Just as well, the Final Project was botched, the software and questions were depreciated and even written wrong by the creator. And when you would upload your pictures in the end to show you had worked out the problem, one of the upload buttons was missing in lieu of the letter "Y"....

Y indeed. Y was the ending of this course so terrible? A little more investment in the people you are teaching would go a long way. Very disappointed.

교육 기관: Philip P

2021년 1월 9일

Course lacks thorough rigor or genuine assessment.

Labs are training on copy/paste and using the Shift+Enter command in the Jupyter notebook.

Assessments are multiple choice.

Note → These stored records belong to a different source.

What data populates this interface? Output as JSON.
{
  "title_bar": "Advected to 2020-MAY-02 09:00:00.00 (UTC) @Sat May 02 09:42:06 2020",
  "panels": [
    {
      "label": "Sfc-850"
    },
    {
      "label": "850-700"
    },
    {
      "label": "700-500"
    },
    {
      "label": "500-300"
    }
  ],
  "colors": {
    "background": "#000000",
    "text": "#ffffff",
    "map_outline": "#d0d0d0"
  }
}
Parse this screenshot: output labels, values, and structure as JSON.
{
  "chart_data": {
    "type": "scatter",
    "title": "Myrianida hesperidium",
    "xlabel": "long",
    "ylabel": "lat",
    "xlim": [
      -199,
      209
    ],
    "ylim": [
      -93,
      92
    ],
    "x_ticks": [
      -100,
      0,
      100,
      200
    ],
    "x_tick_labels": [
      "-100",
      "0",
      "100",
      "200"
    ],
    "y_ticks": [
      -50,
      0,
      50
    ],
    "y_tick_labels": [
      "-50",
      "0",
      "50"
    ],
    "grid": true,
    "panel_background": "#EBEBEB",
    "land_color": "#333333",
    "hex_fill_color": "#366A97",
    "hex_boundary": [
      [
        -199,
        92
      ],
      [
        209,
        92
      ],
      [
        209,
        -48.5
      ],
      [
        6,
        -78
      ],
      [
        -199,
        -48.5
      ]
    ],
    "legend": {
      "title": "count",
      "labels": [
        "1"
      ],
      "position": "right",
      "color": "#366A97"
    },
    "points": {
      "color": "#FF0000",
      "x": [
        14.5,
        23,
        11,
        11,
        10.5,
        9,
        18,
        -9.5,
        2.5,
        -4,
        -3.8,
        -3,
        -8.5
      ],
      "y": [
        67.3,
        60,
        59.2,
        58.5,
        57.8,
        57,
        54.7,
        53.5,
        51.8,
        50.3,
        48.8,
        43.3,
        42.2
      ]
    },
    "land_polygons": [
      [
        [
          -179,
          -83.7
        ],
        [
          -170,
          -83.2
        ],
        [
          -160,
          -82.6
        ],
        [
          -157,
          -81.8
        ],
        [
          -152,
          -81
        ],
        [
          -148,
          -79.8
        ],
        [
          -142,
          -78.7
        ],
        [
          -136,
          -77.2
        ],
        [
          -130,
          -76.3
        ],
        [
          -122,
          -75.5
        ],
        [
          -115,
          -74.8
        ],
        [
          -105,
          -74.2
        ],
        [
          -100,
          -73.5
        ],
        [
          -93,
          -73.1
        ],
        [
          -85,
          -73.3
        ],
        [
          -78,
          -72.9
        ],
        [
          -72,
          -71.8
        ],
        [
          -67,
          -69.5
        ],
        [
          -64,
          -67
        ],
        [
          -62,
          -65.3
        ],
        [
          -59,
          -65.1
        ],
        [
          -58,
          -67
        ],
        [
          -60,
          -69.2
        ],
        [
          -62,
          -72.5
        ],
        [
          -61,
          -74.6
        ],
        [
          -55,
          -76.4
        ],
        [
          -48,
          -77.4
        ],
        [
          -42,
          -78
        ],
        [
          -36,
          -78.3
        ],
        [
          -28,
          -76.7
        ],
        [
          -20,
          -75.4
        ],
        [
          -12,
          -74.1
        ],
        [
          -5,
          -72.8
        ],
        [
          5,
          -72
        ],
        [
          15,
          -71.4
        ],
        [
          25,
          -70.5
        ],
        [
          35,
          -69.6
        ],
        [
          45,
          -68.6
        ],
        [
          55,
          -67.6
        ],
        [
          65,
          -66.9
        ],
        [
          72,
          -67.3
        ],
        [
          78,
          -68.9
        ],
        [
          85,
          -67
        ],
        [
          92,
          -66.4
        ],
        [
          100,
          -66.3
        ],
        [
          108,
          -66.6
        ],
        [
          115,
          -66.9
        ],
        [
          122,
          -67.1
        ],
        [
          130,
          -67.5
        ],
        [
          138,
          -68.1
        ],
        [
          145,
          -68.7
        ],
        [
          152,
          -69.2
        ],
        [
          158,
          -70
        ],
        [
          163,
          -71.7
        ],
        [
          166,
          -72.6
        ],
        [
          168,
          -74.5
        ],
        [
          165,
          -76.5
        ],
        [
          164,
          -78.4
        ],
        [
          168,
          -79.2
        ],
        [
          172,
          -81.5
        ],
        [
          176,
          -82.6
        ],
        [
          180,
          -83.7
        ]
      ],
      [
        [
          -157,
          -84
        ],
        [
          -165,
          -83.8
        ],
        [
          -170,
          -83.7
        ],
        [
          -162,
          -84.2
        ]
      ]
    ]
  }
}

No assessments on ability to write scripts to undertake data analysis to seek solutions.

교육 기관: Brandon S

2021년 1월 7일

Again, the use of the IBM cloud is a useless buffering of site traffic for your own products and does not provide anything for the course. Little to no 'challenge' questions that push the student to go beyond the hand held procedure of the labs.

교육 기관: Elvijs M

2020년 4월 18일

The course makes you aware of some Data Analysis techniques, but you learn very little. The explanations are very superficial. And since nearly all the code is are already there, you are not forced to think about the concepts and methods.

교육 기관: Utkarsh S

2020년 6월 25일

The course was quite good until Week 3 but after that it was poorly structured. A lot of concepts were randomly introduced without proper explanation in Week 4 and Week 5, thereby killing the fun of learning.